Task: Set Up Tools
This task describes how to install and configure the acquired tools to support the project
Disciplines: Environment

The purpose of this task is to:

  • Install the tools
  • Customize the tools.
  • Make the tools available to the end users.   
RolesPrimary Performer: Additional Performers:
        Process Usage
        Main Description

        Many software-development tools support teams of people, with several users working with information stored in a shared repository. Each user uses the tool on their personal computer (client) and the shared repository is stored on a central server. In this case the tool must be installed on the server and on the clients. Customizing the tool is done both on the server and on the client.   

        There are tools that do not use a shared repository, such as compilers, debuggers, editors, graphic tools, etc. These tools can simply be installed on the users' computers. It may still be needed to customize the tools so that all members of the project use the tool in the same way. 

        The approach should be to automate as much as possible of the installation and customization procedures.

        Install the Tool on the Server

        Identify what other software is required for the specific tool to work, and install this software. For example, a tool may require a database management system (DBMS) be installed first. 

        When you have installed the support software, you can install the tool on the server.

        Customize the Tool (on the Server)

        Decide how to customize the tool so that it supports the Development Process in the best way.  The following are some brief examples of how you can customize Rational tools: 

        • Rational Rose. You can create a template model that defines the structure of models. The template model will be used when creating a new model in Rose. You can create a file in which you define what stereotypes to use, and their icons. Then this file can be installed on all users' computers, so that they use the same set of stereotypes.  
        • Rational RequisitePro. You can create a RequisitePro project template, in which you define the requirements attribute types to use. You can start with the provided "RequisitePro Project Template", and customize it according to your needs.
        • Rational ClearCase. You can define 'events' that make the tool behave in a certain way. For example, you can customize the tool so that when a user checks-in an item, a script is automatically executed that does some checking on the item.  
        • Rational ClearQuest. You can create and modify forms to support the way the project wishes to collect information about change requests. You can also create and modify schemas to make the tool manage the change requests in a certain way. 

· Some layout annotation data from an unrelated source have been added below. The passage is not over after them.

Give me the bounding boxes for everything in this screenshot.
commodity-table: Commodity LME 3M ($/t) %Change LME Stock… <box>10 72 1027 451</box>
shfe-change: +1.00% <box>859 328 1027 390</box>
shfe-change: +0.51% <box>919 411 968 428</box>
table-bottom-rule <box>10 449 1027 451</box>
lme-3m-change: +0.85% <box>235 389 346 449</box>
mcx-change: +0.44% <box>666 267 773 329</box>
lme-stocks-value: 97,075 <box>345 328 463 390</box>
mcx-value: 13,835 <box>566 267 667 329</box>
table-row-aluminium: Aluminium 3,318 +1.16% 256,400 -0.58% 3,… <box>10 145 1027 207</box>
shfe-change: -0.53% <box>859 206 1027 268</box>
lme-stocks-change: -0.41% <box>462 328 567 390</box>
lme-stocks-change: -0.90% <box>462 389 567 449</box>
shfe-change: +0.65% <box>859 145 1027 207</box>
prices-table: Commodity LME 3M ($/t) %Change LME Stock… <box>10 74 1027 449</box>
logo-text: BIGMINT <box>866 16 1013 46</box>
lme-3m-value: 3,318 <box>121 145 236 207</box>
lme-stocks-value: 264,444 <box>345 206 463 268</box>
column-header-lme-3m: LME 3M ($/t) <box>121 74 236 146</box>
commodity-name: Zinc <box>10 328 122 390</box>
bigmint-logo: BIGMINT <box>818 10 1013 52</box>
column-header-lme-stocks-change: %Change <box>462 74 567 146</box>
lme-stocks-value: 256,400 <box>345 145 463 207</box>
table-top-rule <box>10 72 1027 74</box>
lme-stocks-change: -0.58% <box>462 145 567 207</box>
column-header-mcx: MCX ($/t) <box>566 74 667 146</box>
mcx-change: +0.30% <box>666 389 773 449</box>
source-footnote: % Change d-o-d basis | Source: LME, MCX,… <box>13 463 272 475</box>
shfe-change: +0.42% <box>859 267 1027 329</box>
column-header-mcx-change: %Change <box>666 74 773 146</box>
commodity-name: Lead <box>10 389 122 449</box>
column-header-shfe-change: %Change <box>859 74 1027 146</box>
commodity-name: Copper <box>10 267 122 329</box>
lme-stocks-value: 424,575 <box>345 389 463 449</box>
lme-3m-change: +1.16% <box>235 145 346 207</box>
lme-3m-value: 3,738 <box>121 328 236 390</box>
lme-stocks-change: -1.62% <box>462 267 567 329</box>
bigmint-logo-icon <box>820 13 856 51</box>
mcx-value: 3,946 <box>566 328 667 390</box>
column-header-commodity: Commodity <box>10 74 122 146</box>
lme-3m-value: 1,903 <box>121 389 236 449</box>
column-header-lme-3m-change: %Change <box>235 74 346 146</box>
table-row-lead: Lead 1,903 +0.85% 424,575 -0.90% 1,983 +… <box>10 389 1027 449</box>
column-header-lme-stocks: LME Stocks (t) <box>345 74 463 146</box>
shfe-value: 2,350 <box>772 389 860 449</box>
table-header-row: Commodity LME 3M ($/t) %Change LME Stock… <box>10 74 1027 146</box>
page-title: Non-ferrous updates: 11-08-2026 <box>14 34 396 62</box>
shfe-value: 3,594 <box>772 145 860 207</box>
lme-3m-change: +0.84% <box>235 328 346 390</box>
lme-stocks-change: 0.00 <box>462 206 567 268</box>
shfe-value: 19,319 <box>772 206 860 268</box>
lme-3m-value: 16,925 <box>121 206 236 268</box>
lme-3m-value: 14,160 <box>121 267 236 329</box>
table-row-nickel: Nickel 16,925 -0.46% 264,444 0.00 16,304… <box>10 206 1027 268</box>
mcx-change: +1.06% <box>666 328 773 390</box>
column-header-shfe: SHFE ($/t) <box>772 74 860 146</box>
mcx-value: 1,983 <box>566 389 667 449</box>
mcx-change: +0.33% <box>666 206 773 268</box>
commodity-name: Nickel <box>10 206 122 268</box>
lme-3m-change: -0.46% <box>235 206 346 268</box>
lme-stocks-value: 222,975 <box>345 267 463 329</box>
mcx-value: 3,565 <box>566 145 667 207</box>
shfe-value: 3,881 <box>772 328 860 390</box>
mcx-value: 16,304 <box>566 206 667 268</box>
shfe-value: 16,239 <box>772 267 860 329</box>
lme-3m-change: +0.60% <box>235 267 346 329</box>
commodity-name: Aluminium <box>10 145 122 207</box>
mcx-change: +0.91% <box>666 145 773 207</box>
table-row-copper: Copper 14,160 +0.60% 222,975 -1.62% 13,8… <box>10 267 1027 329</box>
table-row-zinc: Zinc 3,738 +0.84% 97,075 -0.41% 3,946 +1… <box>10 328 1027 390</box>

        In addition to customizing the tools, you should set up user groups and access rights on the server.  In some cases, a tool may provide its own mechanisms for this.  In other cases, user groups and access rights are defined using the operating system.  The configuration of user groups and access rights affects how the tools can be used. For example, you can set constraints on what parts of a repository certain users will have access to.  

        Document the customizations in Project-Specific Guidelines

        Set Up Multisite Support

        If the team is geographically distributed it may be necessary to divide the repository on several sites, or to duplicate the repository. To divide or duplicate a repository requires that the repositories on the different sites must be synchronized, information must be transferred between the sites.   

        Integrate with Other Tools

        Integrate the tool with other tools to make it easier to use. An integration between tools is in most cases in the form of an extension to one or several tools. An 'integration extension' to a tool typically:

        • Synchronize data between the different tools. It automates the creation and maintenance of related items in development projects
        • Automatically adds traceability between related items in different tools. 
        • Allow the user to add traceability between items in different tools. 
        • Allow the user to navigate between tools. For example, access an item in a test tool from a requirements management tool. 
        • Allow the user to run certain functionality from one tool. For example, the possibility to create items in another tool.
        • Allow the user to version a tool's items in a configuration management tool. For example, the possibility to version control requirements (from RequisitePro) using ClearCase.  

        Most tools offer ready-to-use extensions to integrate tools with each other. 

        Describe how the tools are integrated with each other in the Project-Specific Guidelines

        Install and Customize Tools on Clients

        Install the tool on each client. The least that is needed to do when installing a tool on the client side, is to set up the connection to the repository on the server. 

        Customize the tool on the clients, just as you customized the tool on the server: 

        • In some cases you do not have to do anything with the client. For example, if the client is a web-interface it is enough that the clients get the address to the application on the server. Some tools allow you to do all customization on the server side. When the users access the repository on the server, they automatically get the correct settings.  
        • In other cases you customize the tool on the client by installing software that customizes the tool, or installing files with customization information.  

        It may be necessary to install 'integration software' on the client. Place the 'integration software' on a server and allow the users to download and install it on their computers. 

        If it possible you should automate the tool installation, and the tool customization for the users. The benefit of creating installation programs is that it allows you to set up the tools so that the clients get all the right settings, extensions, and connections to the repository.  You create installation (and customization) programs, and place them on a server. Then the users download these programs and run them to install and customize the tool in their computer.